A few universities heeded the call by the student union to join the national shutdown, resulting in the disruption of registration when the protest turned ugly and violent on some campuses.
But this past weekend, the student union called for an end to the shutdown after it met Nzimande and Universities South Africa — an association of universities — and a consensus was achieved on some of the demands.
But damage had already been done on some campuses and the scenes of what happened at the University of KwaZulu-Natal (UKZN) were jaw-dropping to say the least.
The student union called for the shutdown on Monday, January 27. Two days later students at UKZN petrol-bombed the security control building and a vehicle belonging to the university.
On Monday, February 3 — after the union called off the shutdown — UKZN students torched another car, an HIV support centre and an office for student residence affairs.

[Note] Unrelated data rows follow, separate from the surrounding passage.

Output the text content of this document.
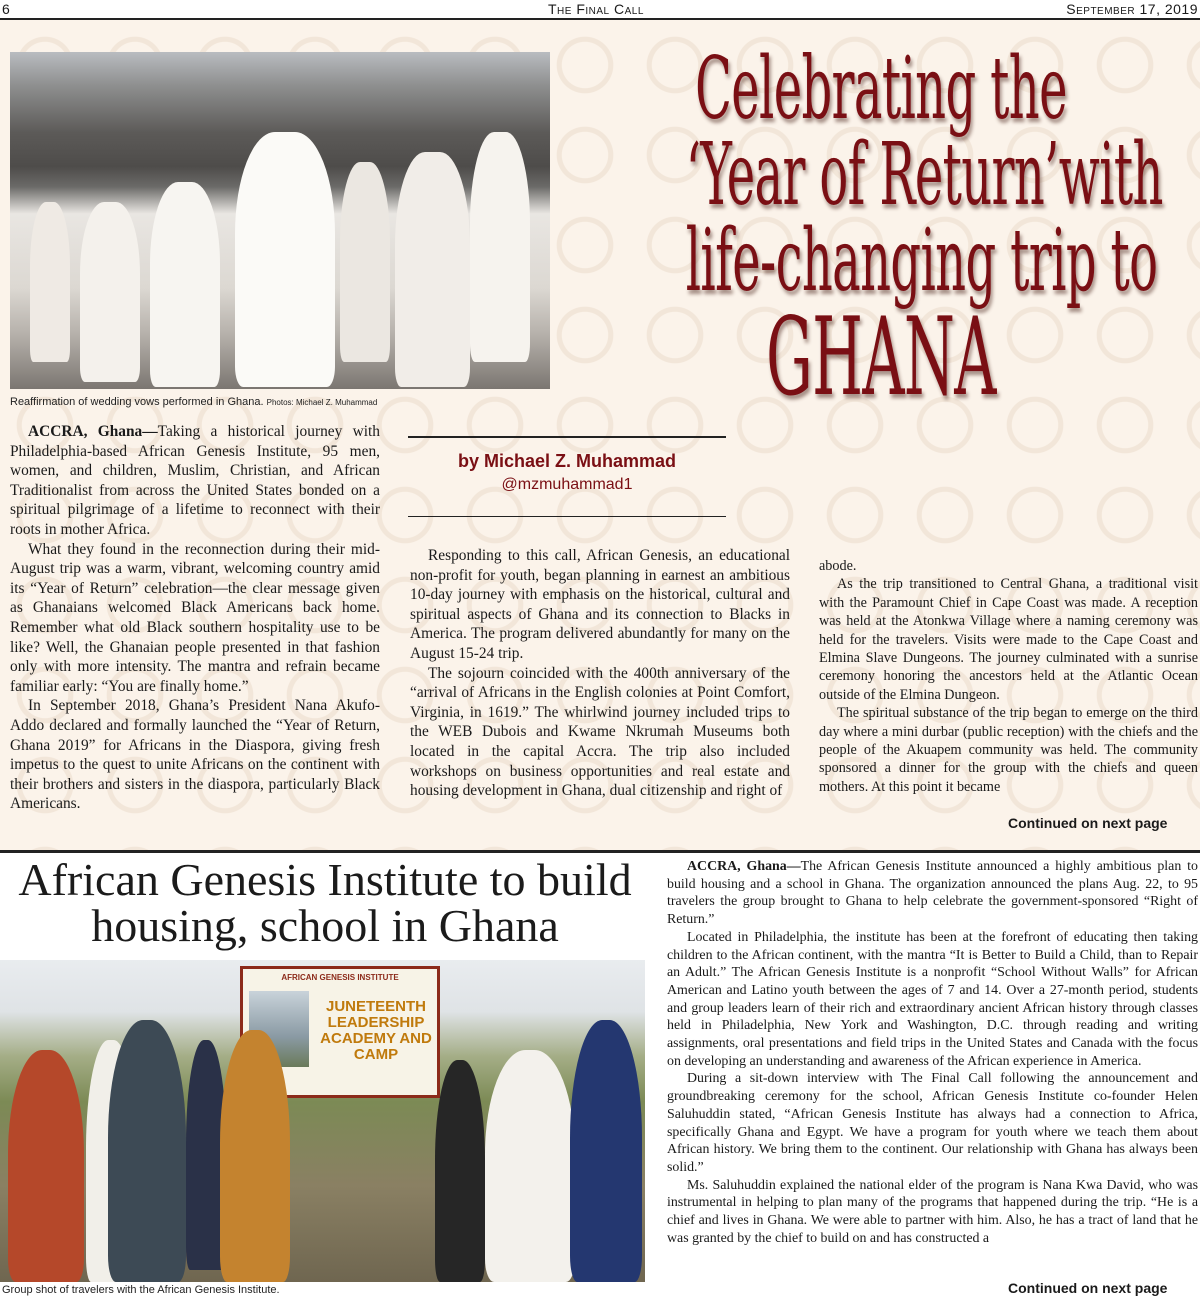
6	The Final Call	September 17, 2019
Reaffirmation of wedding vows performed in Ghana. Photos: Michael Z. Muhammad
Celebrating the
‘Year of Return’with
life-changing trip to
GHANA
by Michael Z. Muhammad
@mzmuhammad1

ACCRA, Ghana—Taking a historical journey with Philadelphia-based African Genesis Institute, 95 men, women, and children, Muslim, Christian, and African Traditionalist from across the United States bonded on a spiritual pilgrimage of a lifetime to reconnect with their roots in mother Africa.

What they found in the reconnection during their mid-August trip was a warm, vibrant, welcoming country amid its “Year of Return” celebration—the clear message given as Ghanaians welcomed Black Americans back home. Remember what old Black southern hospitality use to be like? Well, the Ghanaian people presented in that fashion only with more intensity. The mantra and refrain became familiar early: “You are finally home.”

In September 2018, Ghana’s President Nana Akufo-Addo declared and formally launched the “Year of Return, Ghana 2019” for Africans in the Diaspora, giving fresh impetus to the quest to unite Africans on the continent with their brothers and sisters in the diaspora, particularly Black Americans.

Responding to this call, African Genesis, an educational non-profit for youth, began planning in earnest an ambitious 10-day journey with emphasis on the historical, cultural and spiritual aspects of Ghana and its connection to Blacks in America. The program delivered abundantly for many on the August 15-24 trip.

The sojourn coincided with the 400th anniversary of the “arrival of Africans in the English colonies at Point Comfort, Virginia, in 1619.” The whirlwind journey included trips to the WEB Dubois and Kwame Nkrumah Museums both located in the capital Accra. The trip also included workshops on business opportunities and real estate and housing development in Ghana, dual citizenship and right of

abode.

As the trip transitioned to Central Ghana, a traditional visit with the Paramount Chief in Cape Coast was made. A reception was held at the Atonkwa Village where a naming ceremony was held for the travelers. Visits were made to the Cape Coast and Elmina Slave Dungeons. The journey culminated with a sunrise ceremony honoring the ancestors held at the Atlantic Ocean outside of the Elmina Dungeon.

The spiritual substance of the trip began to emerge on the third day where a mini durbar (public reception) with the chiefs and the people of the Akuapem community was held. The community sponsored a dinner for the group with the chiefs and queen mothers. At this point it became

Continued on next page
African Genesis Institute to build housing, school in Ghana
AFRICAN GENESIS INSTITUTE
JUNETEENTH LEADERSHIP ACADEMY AND CAMP
Group shot of travelers with the African Genesis Institute.

ACCRA, Ghana—The African Genesis Institute announced a highly ambitious plan to build housing and a school in Ghana. The organization announced the plans Aug. 22, to 95 travelers the group brought to Ghana to help celebrate the government-sponsored “Right of Return.”

Located in Philadelphia, the institute has been at the forefront of educating then taking children to the African continent, with the mantra “It is Better to Build a Child, than to Repair an Adult.” The African Genesis Institute is a nonprofit “School Without Walls” for African American and Latino youth between the ages of 7 and 14. Over a 27-month period, students and group leaders learn of their rich and extraordinary ancient African history through classes held in Philadelphia, New York and Washington, D.C. through reading and writing assignments, oral presentations and field trips in the United States and Canada with the focus on developing an understanding and awareness of the African experience in America.

During a sit-down interview with The Final Call following the announcement and groundbreaking ceremony for the school, African Genesis Institute co-founder Helen Saluhuddin stated, “African Genesis Institute has always had a connection to Africa, specifically Ghana and Egypt. We have a program for youth where we teach them about African history. We bring them to the continent. Our relationship with Ghana has always been solid.”

Ms. Saluhuddin explained the national elder of the program is Nana Kwa David, who was instrumental in helping to plan many of the programs that happened during the trip. “He is a chief and lives in Ghana. We were able to partner with him. Also, he has a tract of land that he was granted by the chief to build on and has constructed a

Continued on next page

The next day they burned a lecture hall.
Newspaper headlines screamed that the students promised they would burn down the entire university if their demands were not met.

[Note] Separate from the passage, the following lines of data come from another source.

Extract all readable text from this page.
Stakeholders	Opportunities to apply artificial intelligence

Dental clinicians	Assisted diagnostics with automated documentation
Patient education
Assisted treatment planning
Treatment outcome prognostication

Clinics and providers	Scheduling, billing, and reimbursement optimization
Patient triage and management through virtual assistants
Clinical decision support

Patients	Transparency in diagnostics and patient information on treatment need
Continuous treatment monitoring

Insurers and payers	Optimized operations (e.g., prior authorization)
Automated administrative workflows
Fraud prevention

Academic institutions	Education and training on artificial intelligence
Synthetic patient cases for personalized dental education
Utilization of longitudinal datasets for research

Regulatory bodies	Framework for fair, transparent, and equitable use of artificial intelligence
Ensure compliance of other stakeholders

The few days of their protest has, without doubt, set the KwaZulu-Natal university back by millions of rands in damages.
Last year, UKZN students burned mattresses and flung them out of windows, because they were fed up with sleeping in “uncomfortable beds”.
So by burning the “uncomfortable” beds did they think new ones were suddenly going to appear?

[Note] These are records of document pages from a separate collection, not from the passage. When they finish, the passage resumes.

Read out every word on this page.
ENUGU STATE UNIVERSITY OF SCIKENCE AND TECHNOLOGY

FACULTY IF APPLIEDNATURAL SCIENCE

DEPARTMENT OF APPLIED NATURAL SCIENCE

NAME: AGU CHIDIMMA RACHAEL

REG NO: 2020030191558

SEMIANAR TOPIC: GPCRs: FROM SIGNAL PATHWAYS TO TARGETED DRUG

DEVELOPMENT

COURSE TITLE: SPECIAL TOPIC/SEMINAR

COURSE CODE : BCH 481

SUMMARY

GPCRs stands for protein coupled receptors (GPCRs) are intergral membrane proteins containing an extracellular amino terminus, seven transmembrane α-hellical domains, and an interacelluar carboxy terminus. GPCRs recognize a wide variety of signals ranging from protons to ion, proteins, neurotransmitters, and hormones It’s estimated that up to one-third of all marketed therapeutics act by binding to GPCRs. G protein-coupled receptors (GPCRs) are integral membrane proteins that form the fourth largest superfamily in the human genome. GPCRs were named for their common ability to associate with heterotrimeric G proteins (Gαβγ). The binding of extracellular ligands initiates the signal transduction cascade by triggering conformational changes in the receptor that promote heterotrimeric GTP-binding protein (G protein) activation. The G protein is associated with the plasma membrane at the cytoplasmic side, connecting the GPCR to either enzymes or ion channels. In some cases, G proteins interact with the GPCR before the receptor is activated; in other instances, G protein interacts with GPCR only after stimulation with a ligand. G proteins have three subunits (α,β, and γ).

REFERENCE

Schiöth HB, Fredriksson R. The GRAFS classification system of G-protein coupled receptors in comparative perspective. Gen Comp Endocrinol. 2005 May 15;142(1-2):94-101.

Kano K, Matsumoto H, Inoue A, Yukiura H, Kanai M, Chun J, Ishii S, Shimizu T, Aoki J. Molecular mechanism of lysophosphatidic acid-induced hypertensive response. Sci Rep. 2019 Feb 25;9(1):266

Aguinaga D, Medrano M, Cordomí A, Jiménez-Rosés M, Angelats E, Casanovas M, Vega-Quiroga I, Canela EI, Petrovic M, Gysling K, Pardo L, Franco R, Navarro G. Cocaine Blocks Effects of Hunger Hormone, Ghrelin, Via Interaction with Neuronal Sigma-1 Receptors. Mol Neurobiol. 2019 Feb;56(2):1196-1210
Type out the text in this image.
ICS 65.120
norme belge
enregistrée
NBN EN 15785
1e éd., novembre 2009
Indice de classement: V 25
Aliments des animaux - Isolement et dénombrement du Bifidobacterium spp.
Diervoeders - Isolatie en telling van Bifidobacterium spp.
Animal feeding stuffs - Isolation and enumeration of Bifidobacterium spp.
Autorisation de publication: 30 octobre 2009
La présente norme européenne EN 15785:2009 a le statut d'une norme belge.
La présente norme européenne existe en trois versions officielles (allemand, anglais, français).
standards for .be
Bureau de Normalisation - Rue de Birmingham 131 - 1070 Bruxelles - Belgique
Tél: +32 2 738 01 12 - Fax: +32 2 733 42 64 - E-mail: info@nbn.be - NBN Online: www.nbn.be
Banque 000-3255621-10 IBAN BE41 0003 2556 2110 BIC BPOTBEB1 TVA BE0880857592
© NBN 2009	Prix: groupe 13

It must be disappointing and embarrassing for a parent to be called and told that their child has been arrested for torching university property. And now the parent — probably a poor parent — has to scramble around to find bail money, which might involve going to loan sharks.
I wonder if these students ever stop to think about the effects of their actions.
This is in no way invalidating the concerns of students.
But let us say all these demands are met. Where are these students going to go for inquiries about student accommodation now that they have torched that office? Where should students living with HIV go when they need support, because that office has been burned down. Where will they attend classes because a lecture hall also went up in smoke?
There is no logic in all of this. And there can never be any explanation that would excuse their action. None.
What is perhaps most depressing about it all is that these are the people the country is looking to as future leaders. If the thuggish students of UKZN — those who are responsible for the mayhem of the past few days — represent the calibre of the leaders we will rely on to advance this country then, sadly, there will be a very long way to go.
There is nothing radical or revolutionary about burning down university property while claiming to be fighting for access to education. It’s vandalism, qha qwaba.